Un avènement contrasté, puisque Paul, sous le poids d’une fatalité triple – politique, familiale et religieuse – s’acheminera vers un avenir sinistre, reniant ainsi ses intentions désintéressées. Reniant ses amours, Chani et son monde, pour celui du pouvoir. Le cinéaste fait ici un choix qui l’honore, celui de s’écarter du roman dont il avait peiné, jusque-là, à se départir, afin de réinterpréter le regard de Chani, faisant de cette dernière celle qui le raccroche aux valeurs de son peuple. Celle qui, en somme, le rattache au réel, la jeune guerrière ne croyant pas au mythe du prophète. Un point de vue salutaire qui accomplit ce que devrait viser toute entreprise d’adaptation, en portant, tout en respectant l’œuvre source, un regard inédit. Ce regard porté par Villeneuve confère à Dune une beauté nébuleuse, entêtante, résonnant puissamment avec les affres de notre époque.

Dune : Deuxième partie / de Denis Villeneuve / Avec Timothée Chalamet, Zendaya, Rebecca Ferguson, Javier Bardem, Christopher Walken, Austin Butler, Léa Seydoux, Josh Brolin, Florence Pugh, Stellan Skarsgård / U.S.A / 2h46 / Sortie le 28 février 2024.

Une réflexion sur « Dune : Deuxième partie »

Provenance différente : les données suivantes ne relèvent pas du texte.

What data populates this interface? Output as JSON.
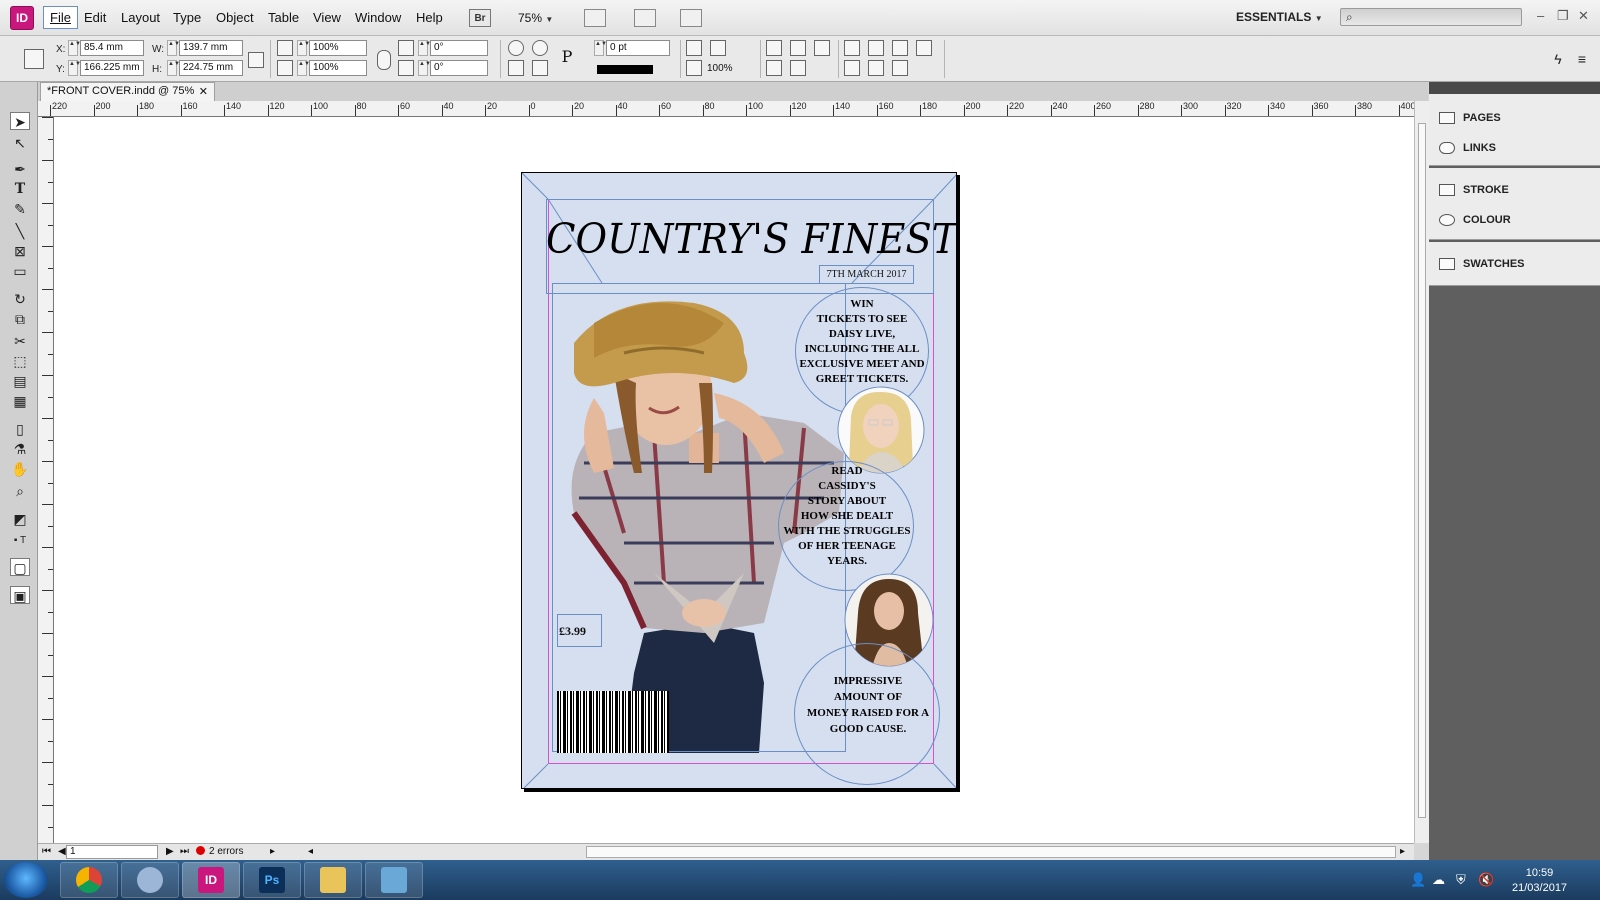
{
  "app": {
    "logo": "ID",
    "menus": [
      "File",
      "Edit",
      "Layout",
      "Type",
      "Object",
      "Table",
      "View",
      "Window",
      "Help"
    ],
    "bridge_label": "Br",
    "zoom": "75%",
    "workspace": "ESSENTIALS"
  },
  "control": {
    "x_label": "X:",
    "x_value": "85.4 mm",
    "y_label": "Y:",
    "y_value": "166.225 mm",
    "w_label": "W:",
    "w_value": "139.7 mm",
    "h_label": "H:",
    "h_value": "224.75 mm",
    "scale_x": "100%",
    "scale_y": "100%",
    "rotate": "0°",
    "shear": "0°",
    "stroke_weight": "0 pt",
    "opacity": "100%"
  },
  "document": {
    "tab_title": "*FRONT COVER.indd @ 75%",
    "close": "✕"
  },
  "ruler": {
    "h": [
      "220",
      "200",
      "180",
      "160",
      "140",
      "120",
      "100",
      "80",
      "60",
      "40",
      "20",
      "0",
      "20",
      "40",
      "60",
      "80",
      "100",
      "120",
      "140",
      "160",
      "180",
      "200",
      "220",
      "240",
      "260",
      "280",
      "300",
      "320",
      "340",
      "360",
      "380",
      "400"
    ]
  },
  "cover": {
    "masthead": "COUNTRY'S FINEST",
    "date": "7TH MARCH 2017",
    "line1": [
      "WIN",
      "TICKETS TO SEE",
      "DAISY LIVE,",
      "INCLUDING THE ALL",
      "EXCLUSIVE MEET AND",
      "GREET TICKETS."
    ],
    "line2": [
      "READ",
      "CASSIDY'S",
      "STORY ABOUT",
      "HOW SHE DEALT",
      "WITH THE STRUGGLES",
      "OF HER TEENAGE",
      "YEARS."
    ],
    "line3": [
      "IMPRESSIVE",
      "AMOUNT OF",
      "MONEY RAISED FOR A",
      "GOOD CAUSE."
    ],
    "price": "£3.99"
  },
  "panels": {
    "pages": "PAGES",
    "links": "LINKS",
    "stroke": "STROKE",
    "colour": "COLOUR",
    "swatches": "SWATCHES"
  },
  "status": {
    "page": "1",
    "errors": "2 errors"
  },
  "taskbar": {
    "time": "10:59",
    "date": "21/03/2017",
    "indesign": "ID",
    "photoshop": "Ps"
  },
  "colors": {
    "indesign": "#c9177e",
    "page_bg": "#d6dff0",
    "frame": "#6b8fc5",
    "margin": "#d84fd8"
  }
}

  1. Merci Albin pour cette envolée critique, de très loin ce que j’ai lu de mieux sur ce film.
    Il y avait beaucoup à craindre des facilités qu’aurait pu suivre le scénario de cette seconde partie afin de le ramener dans l’ornière du grand divertissement moral et aseptisé hollywoodien. Certaines mauvaises langues en noteront malgré tout les scories en pointant certains choix de distribution, d’accommodations avec le genre. Mais le cœur du sujet reste intact, parfaitement irrigué par la connaissance irréprochable de l’œuvre source de la part de Villeneuve, dont l’horizon ne se limite d’ailleurs pas au volume qu’il adapte à l’écran. C’est bien là qu’il se démarque du tout venant du blockbuster. Dune semble certes sculpté dans un bloc, mais un bloc d’auteur.